Theater Kritik

Abraham heißt in Wirklichkeit Ernst

Lexikon | SS | aus FALTER 10/15 vom 04.03.2015

Mitten in der Nacht steigt jemand über den Balkon in eine dunkle Wohnung in München ein. Es ist die 35-jährige Ruth (Ingrid Lang), die Israel fluchtartig verlassen hat und nun zum ersten Mal nach Jahren ihrem Vater Abraham (Peter Cieslinski) gegenübersteht. In seinem biederen Wohnzimmer mit dem grünen Ledersofa steht sie und zwingt ihn vor seiner neuen und viel jüngeren Freundin Sabine (Barbara Gassner) seine Vergangenheit aufzuarbeiten: Abraham heißt in Wirklichkeit Ernst. In den 1960er-Jahren konvertierte der deutsche Protestant zum Judentum und wanderte mit seiner Familie ins Heilige Land aus.

Die Autorin Sara von Schwarze ist eine der bekanntesten Schauspielerinnen Israels, in ihrem autobiografischen Stück "Flucht" geht sie der Frage nach, was es heißt, als Kind in Israel aufzuwachsen und eigentlich Deutsche ohne jüdischen Hintergrund zu sein. Vor allem aber geht es um den Vater, sein Name ist symbolträchtig: Abraham, der Stammvater Israels.

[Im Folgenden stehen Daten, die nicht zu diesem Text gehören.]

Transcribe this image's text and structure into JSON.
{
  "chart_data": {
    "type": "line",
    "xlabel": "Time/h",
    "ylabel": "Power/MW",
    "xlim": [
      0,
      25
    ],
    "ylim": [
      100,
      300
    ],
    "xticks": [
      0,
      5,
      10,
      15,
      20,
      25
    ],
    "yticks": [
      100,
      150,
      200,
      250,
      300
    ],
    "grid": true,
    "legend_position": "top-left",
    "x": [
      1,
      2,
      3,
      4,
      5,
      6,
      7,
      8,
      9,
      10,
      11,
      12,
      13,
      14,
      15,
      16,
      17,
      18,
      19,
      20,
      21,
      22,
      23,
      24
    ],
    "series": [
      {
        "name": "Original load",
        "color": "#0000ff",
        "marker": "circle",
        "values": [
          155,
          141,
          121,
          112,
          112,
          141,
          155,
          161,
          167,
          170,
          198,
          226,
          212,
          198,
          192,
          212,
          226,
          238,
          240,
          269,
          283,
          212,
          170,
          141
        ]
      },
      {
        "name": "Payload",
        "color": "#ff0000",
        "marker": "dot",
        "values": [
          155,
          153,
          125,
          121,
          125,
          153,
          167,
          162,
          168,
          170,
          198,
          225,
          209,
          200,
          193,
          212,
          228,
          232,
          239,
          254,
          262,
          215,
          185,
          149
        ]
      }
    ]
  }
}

Das Stück ist eine radikale Abrechnung mit konstituierten Identitätsmetaphern und falschen Heimatgefühlen. Regisseur Michael Gruner hat eine eigenartige Form gefunden, diesen realistischen und schweren Text zu inszenieren. Er arbeitet mit Verfremdungseffekten, was den harten Wortwechseln oft eine unerwartete Komik verleiht. Mitten in diesem realistischen Bühnenbild (Stefan Pfeistlinger) werden manche Textstellen gesungen oder karikiert, man spricht mit verzerrter Stimme oder wird zum Greis. Die Identitätsfrage verstärkt Gruner vor allem dann, wenn sich die Schauspieler in kurzen Zwischensequenzen schwarzweiße Masken vors Gesicht halten und fragen: Wer bin ich? Am stärksten ist die Inszenierung aber, wenn Vater und Tochter hebräisch miteinander sprechen. Dass dann die aller wichtigsten Sachen gesagt werden, kann man nur erahnen.